Buon giorno! (That's "good day" or "hello" in Italian.) The Italians invented pizza as we know it today, in southern Italy, in a city called Naples. Pizza in the 1700s, though, probably tasted a little different. It was made with just a few ingredients: bread topped with garlic, butter and salt. (That's not exactly the Meatzza we know and love today!)

Most pizza was sold on the streets as a cheap meal for the poor. No one knows for sure when tomatoes were added. One legend says fishermen would eat pizza for breakfast. That's why tomato sauce is called marinara sauce -- marinara means "seafaring" in Italian. The more expensive pizzas included cheese and basil. (Now, that sounds more like it!) Come buono! (How good!)

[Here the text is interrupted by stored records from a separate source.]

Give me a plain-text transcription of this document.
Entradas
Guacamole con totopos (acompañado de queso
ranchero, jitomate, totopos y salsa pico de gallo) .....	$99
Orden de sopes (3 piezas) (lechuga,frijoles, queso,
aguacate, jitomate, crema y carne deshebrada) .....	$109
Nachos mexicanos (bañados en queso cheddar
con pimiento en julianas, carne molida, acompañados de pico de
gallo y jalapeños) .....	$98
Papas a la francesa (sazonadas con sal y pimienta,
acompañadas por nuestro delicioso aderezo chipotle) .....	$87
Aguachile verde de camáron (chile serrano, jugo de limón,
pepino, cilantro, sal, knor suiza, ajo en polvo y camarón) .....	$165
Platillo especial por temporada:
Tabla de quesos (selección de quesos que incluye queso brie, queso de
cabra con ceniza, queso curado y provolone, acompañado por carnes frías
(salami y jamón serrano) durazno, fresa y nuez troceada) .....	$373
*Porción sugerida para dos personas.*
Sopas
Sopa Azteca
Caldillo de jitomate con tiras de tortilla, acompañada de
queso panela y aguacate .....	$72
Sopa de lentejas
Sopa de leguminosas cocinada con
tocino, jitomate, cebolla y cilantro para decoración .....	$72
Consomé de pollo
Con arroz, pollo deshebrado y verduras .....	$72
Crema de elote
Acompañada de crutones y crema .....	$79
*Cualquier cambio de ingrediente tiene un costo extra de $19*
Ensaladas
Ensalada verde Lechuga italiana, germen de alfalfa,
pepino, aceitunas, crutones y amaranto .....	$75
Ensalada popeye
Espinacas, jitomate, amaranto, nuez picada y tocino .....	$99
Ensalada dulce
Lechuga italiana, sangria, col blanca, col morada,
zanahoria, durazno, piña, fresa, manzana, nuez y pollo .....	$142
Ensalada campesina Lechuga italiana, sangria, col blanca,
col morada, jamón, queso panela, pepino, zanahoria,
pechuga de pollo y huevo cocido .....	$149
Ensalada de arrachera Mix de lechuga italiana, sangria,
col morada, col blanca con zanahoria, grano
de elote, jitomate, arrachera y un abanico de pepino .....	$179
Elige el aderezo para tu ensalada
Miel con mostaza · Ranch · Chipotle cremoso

The pie officially arrived in the United States when a man named Gennaro Lombardi opened a pizza shop in New York City in 1905. But pizza didn't catch on until the late 1940s, when Italian immigrant workers, unable to afford a whole pie, would buy a slice from Lombardi for lunch. Workers paid what they could afford, and Lombardi would cut a big or small slice based on how much they gave him. (Lombardi's Pizza still exists in New York City today, but in a different location.)

April 5 is National Deep Dish Pizza Day. Deep-dish pizza has a thicker crust and is different from Lombardi's "New York Style" pizza. Pizzeria Uno is credited for inventing the first deep-dish pizza in Chicago in 1943. The idea was to make pizza more of a meal than a snack.

According to Packaged Facts, a company that does research on what Americans eat and drink, every man, woman and child in America eats 46 slices of pizza a year on average. That may not seem like a whole lot, but with the U.S. population at more than 300 million people, that means Americans eat more than 13.8 billion pieces of pizza each year.

Deep-dish pizza is considered "American pizza," but you might have your own idea of what American pizza is. Maybe yours includes goat cheese, peppers and broccoli. Whatever your favorite pizza, one thing is for sure: Pizza has come a long way!